In 1991, rebels against Ethiopian ruler Mengistu Haile Mariam and his army mounted attacks, besieged and eventually took control of Addis Ababa. At that time, about 20,000 Ethiopian Jews crowded together in camps near the Israeli embassy, close to the airport. While tensions heightened, secret talks between Israeli and Ethiopian authorities took place. In addition, American Jewry and the US government were essential in reaching an agreement to undertake the operation.
Operation Solomon took place one weekend in May 1991, led by the Israeli Air Force over the course of 36 hours. In El Al jumbo jets and military C-130 Hercules aircrafts stripped of their seats in order to maximize the number of passengers, 14,325 Ethiopian Jews flew to Israel.(The operation set a world record for a single-flight passenger load, when an El Al 747 carried 1,122 passengers to Israel.) The entire operation was conducted under total military censorship, which was not lifted by the Israeli government until the operation was completed.
The massive airlift is considered one of the most spectacular events in the history of Israeli and the Jewish people.
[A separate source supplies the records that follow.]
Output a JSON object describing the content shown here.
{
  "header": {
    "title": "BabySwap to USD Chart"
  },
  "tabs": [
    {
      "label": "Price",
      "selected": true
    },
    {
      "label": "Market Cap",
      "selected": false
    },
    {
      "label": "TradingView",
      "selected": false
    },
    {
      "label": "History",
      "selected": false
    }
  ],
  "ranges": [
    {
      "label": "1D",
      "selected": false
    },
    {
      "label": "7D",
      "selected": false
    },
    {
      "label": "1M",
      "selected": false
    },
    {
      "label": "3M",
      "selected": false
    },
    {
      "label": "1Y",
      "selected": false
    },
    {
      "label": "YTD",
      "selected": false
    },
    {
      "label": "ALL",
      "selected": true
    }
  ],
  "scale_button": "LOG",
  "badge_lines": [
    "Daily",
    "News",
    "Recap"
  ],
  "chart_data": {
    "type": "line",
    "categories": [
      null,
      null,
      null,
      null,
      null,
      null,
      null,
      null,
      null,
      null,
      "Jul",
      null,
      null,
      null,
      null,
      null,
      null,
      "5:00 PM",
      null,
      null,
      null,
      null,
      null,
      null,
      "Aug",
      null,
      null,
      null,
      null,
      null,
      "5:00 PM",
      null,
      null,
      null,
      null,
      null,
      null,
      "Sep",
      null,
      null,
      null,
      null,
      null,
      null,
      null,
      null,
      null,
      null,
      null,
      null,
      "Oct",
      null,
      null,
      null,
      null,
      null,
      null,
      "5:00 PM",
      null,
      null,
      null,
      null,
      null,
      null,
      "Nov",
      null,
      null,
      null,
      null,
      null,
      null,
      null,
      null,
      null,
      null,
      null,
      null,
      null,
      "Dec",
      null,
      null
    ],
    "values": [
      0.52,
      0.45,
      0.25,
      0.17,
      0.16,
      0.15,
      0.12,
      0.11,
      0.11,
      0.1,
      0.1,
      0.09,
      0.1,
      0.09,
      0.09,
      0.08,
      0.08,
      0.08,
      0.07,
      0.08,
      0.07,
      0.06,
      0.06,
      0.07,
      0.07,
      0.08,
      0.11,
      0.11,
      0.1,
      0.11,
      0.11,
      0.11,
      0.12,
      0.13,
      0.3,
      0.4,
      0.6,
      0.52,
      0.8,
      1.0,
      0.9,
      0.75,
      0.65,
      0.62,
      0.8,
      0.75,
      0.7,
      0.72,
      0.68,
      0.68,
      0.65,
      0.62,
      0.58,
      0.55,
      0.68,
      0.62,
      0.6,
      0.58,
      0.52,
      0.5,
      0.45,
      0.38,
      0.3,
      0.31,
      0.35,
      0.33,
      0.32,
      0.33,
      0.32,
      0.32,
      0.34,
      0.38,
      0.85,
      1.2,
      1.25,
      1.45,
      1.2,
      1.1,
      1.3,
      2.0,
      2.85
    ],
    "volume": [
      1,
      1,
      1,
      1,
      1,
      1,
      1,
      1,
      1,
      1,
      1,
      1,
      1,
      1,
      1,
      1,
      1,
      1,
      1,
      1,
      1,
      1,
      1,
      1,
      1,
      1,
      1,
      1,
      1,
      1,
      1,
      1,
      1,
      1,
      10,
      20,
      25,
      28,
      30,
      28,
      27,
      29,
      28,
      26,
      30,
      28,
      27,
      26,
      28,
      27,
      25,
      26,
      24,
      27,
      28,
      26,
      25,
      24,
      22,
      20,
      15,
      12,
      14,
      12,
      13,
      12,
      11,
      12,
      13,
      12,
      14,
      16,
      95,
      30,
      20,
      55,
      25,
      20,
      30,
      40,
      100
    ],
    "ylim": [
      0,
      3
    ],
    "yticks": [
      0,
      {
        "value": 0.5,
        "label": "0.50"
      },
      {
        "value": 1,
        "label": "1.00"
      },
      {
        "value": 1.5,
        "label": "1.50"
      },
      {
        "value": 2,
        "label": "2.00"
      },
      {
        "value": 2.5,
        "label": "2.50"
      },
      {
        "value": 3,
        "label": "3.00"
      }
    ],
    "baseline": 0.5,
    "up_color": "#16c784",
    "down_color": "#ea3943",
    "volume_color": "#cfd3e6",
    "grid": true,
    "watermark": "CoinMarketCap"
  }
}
Since Operation Solomon, Falashmura have been coming to Israel, small groups at a time. About 100 years ago, Christian missionaries working in Ethiopia made great efforts to convert Beta Israel Ethiopian Jews to Christianity. While large numbers held fast to their religious beliefs, others converted as a result of economic pressures and the desire to integrate into Ethiopian society. Those who converted became known as “Falashmura”. At the time of Operation Solomon, hundreds of Falashmura also arrived at the gates of the Israeli Embassy in Addis Ababa, asking to immigrate to Israel. Prime Minster Shamir was quoted as saying, “First the Jews, and then we’ll see.” Thus, at that time, the Falashmura were not allowed to immigrate to Israel. As increasing numbers arrived at the site where the Beta Israel had camped near the embassy, the demand to allow them into Israel grew, since large numbers had relatives in the country. During the latter half of the 1990′s, the Ministry of Absorption decided to allow those with first degree relatives in Israel to immigrate. Thus began the aliya of the Falashmura, under the heading of family union. This aliya continued in slowly up until recently. In October 2012, the government announced that the Falashmura aliya would conclude in 2013. In October, 2013, 5000 Falashmura who had been waiting in a camp in Gondar, arrived in Israel on Operation Dove’s Wings. Yet, there are still those who remain in Ethiopia whose family members in Israel claim are Jewish. Today an effort to allow them to immigrate continues.